Trabzon Ticaret ve Sanayi Odası (TTSO) Başkanı M.Suat Hacısalihoğlu, ziyarette yaptığı konuşmada iş camiası olarak Referandum'un bitmesini, iktidar ve muhalefetin ekonomiye odaklanmasını istediklerini belirterek "İş camiası olarak köklü bir Anayasa değişikliği ile kaliteli bir demokrasi ve ardından da güçlü bir Türkiye'nin oluşmasını arzu ederdik" diye konuştu.
İş dünyası olarak sadece önerilerde bulunabileceklerini vurgulayan Başkan Hacısalihoğlu, siyasilerinde bu önerileri gündeme getirmesi gerektiğini vurguladı. Bütün dünyada Çin gibi ülkelerin ekonomide kıvrak ve hareketli modeller geliştirdiğini, buna adapte olunması gerektiğini, bunun içinde çalışmak zorunda olunduğunu kaydeden Hacısalihoğlu "Aksi durumda bunun sıkıntıları ülke olarak yaşanacak. İyiliği de, kötülüğü de yapanlar siyasilerdir" şeklinde konuştu.
"ÖZEL SEKTÖR İTİCİ GÜÇ"
Siyasilerin özel sektörden alacağı güçle ülkeyi bir yere götürebileceğine inandığını kaydeden Başkan Hacısalihoğlu, özel sektörü batırmayan bir sistem ile dünyadaki üretim ve rekabete, Türkiye'nin hazırlanması gerektiğine dikkat çekti. Başkan Hacısalihoğlu, TTSO'nun her kesimden üyesi bulunduğunu hatırlatarak "Oda olarak tüm siyasi partilere eşit uzaklıktayız" ifadelerini kullandı.
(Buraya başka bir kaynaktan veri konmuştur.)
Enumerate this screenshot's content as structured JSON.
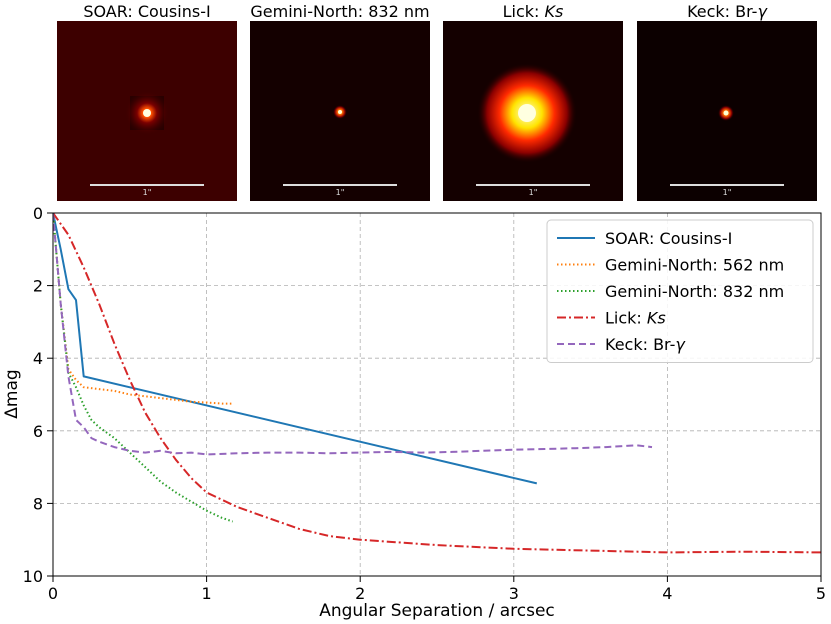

CHP Grup Başkanvekili ve Trabzon Milletvekili Mehmet Akif Hamzaçebi ise Türkiye'nin çok gerilimli bir ortamda olduğunu ifade ederek, " Ülkenin çok gerilimli bir ortamdan geçtiğini söylersek yanılmayız. Hükümet, bu gerilimi yavaşlatmakta mıdır? Hayır! Referandum konuşuluyor. Ülkedeki gündem ile halkın gerçek gündemi birbiri ile örtüşmüyor" dedi.
12 Eylül tarihinde Referandum oylaması yapılacak olan Anayasa değişikliği konusuna da değinen Hamzaçebi, 7.5 sayfalık bir anayasa değişikliği yapılmak istendiğine dikkat çekti. Hamzaçebi, bunun altı sayfasının yargı, geri kalan 1.5 sayfası ise hak ve özgürlükler ile alakalı bir makyaj olacağına dikkat çekti.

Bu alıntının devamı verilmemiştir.